Question 15.2: Consider a pseudo-NMOS inverter fabricated in a 0.25-μm CMOS...
Consider a pseudo-NMOS inverter fabricated in a 0.25-μm CMOS technology for which μnCox = 115 μA/V², μpCox = 30 μA/V², Vtn = −Vtp = 0.5 V, and VDD = 2.5 V. Let the W/L ratio of QP be (0.25 μm/0.25 μm) and r = 9. Find:
(a) VOH, VOL, VIL, VIH , VM, NMH, and NML
(b) (W/L)n
(c) Istat and PD
(d) tPLH , tPHL, and tP, assuming a total capacitance at the inverter output of 7 fF
(a) VOH = VDD = 2.5 V
VOL is determined from Eq. (15.24) as
V_{OL} = (V_{DD} – V_{t}) \left[1 – \sqrt{1 – \frac{1}{r}} \right] (15.24)
V_{OL} = (2.5 – 0.5) \left[1 – \sqrt{1 – \frac{1}{9}} \right] = 0.11 V
VIL is determined from Eq. (15.20) as
V_{IL} = V_{t} + \frac{V_{DD} – V_{t}}{\sqrt{ r (r + 1})} (15.20)
V_{IL} = 0.5 + \frac{2.5 – 0.5}{\sqrt{9 (9 + 1)}} = 0.71 V
VIH is determined from Eq. (15.23) as
V_{IH} = V_{t} + \frac{2}{\sqrt{3 r}} (V_{DD} – V_{t}) (15.23)
V_{IH} = 0.5 + \frac{2}{\sqrt{3 × 9}} × (2.5 − 0.5) = 1.27 V
VM is determined from Eq. (15.21) as
V_{M} = V_{t} + \frac{V_{DD} – V_{t}}{\sqrt{r + 1}} (15.21)
V_{M} = 0.5 + \frac{2.5 – 0.5}{\sqrt{9 + 1}} = 1.13 V
The noise margins can now be determined as
NMH = VOH − VIH = 2.5 − 1.27 = 1.23 V
NML = VIL − VOL = 0.71 − 0.11 = 0.60 V
Observe that the noise margins are not equal and that NML is rather low.

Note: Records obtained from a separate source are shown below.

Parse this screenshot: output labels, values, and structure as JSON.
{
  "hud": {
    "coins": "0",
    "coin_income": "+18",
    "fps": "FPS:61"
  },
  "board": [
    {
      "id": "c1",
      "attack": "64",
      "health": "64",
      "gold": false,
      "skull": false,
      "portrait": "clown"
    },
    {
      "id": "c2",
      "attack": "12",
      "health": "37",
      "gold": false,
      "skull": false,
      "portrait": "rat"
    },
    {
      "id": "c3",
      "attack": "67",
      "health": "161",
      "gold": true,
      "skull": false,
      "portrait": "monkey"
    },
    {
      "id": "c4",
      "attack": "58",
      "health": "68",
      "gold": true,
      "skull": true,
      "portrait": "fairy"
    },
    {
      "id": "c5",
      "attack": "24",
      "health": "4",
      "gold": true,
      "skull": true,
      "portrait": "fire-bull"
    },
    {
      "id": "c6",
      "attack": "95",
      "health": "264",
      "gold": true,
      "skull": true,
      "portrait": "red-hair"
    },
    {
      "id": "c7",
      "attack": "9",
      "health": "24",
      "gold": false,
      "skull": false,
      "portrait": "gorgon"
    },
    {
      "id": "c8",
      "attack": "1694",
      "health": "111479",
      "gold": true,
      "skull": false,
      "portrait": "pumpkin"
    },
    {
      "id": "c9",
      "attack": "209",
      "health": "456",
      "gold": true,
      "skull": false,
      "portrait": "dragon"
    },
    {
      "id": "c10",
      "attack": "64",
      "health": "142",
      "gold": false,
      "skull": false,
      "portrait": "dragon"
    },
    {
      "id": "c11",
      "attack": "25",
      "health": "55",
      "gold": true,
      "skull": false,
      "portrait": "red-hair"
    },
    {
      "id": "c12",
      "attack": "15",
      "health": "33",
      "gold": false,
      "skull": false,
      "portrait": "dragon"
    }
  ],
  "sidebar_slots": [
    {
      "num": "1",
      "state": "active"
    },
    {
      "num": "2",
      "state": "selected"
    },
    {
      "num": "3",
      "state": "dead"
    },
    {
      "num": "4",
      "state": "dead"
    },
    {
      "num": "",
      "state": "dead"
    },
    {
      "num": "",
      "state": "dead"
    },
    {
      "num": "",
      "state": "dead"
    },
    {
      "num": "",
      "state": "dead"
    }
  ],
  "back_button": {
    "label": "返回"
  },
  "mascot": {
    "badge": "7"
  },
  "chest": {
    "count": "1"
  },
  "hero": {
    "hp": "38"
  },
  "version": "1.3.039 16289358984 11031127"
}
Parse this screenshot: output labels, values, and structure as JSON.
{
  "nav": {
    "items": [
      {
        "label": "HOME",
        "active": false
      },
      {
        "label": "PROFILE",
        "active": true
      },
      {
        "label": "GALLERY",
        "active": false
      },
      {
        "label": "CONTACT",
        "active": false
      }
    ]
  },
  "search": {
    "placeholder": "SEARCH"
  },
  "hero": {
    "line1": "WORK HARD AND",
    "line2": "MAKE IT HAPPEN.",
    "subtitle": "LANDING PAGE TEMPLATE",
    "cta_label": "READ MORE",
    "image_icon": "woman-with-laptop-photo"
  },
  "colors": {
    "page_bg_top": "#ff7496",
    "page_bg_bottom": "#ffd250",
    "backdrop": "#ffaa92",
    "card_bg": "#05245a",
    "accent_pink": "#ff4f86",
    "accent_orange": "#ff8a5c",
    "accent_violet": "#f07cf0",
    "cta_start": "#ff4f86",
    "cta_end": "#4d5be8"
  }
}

(b) The W/L ratio of QN can be found from
\frac{μ_{n}C_{ox} (W/L)_{n}}{μ_{p}C_{ox}(W/L)_{p}} = 9
\frac{115 × (W/L)_{n}}{30 × 1} = 9
Thus,
(W/L)n = 2.35
(c) The dc current in the low-output state can be determined from Eq. (15.25) as
I_{stat} = \frac{1}{2} k_{p}(V_{DD} – V_{t})^{2} (15.25)
I_{stat} = \frac{1}{2} × 30 × 1 (2.5 − 0.5)^{2} = 60 μA
The static power dissipation can now be found from
PD = IstatVDD
= 60 × 2.5 = 150 μW
(d) The low-to-high propagation delay can be found by using Eqs. (15.28) and (15.29):
t_{PLH} \simeq \frac{α_{p}C}{k_{p}V_{DD}} (15.28)
α_{p} = 2 / \left[\frac{7}{4} – 3 \left(\frac{V_{t}}{V_{DD}}\right) + \left(\frac{V_{t}}{V_{DD}}\right)^{2} \right] (15.29)
αp = 1.68
t_{PLH} = \frac{1.68 × 7 × 10^{−15}}{30 × 10^{−6} × 1 × 2.5} = 0.16 ns
The high-to-low propagation delay can be found by using Eqs. (15.30) and (15.31):
t_{PHL} \simeq \frac{α_{n}C}{k_{n}V_{DD}} (15.30)
α_{n} = 2 / \left[1 + \frac{3}{4} \left(1 – \frac{1}{r}\right) – \left(3 – \frac{1}{r}\right) \left(\frac{V_{t}}{V_{DD}}\right) + \left(\frac{V_{t}}{V_{DD}}\right)^{2} \right] (15.31)
αn = 1.77
t_{PHL} = \frac{1.77 × 7 × 10^{−15}}{115 × 10^{−6} × 2.35 × 2.5} = 0.02 ns
Now, the propagation delay can be determined, as
t_{p} = \frac{1}{2} (0.16 + 0.02) = 0.09 ns
Although the propagation delay is considerably greater than that of a standard CMOS inverter, this is not an entirely fair comparison: Recall that the advantage of pseudo-NMOS occurs in gates with large fan-in, not in a single inverter.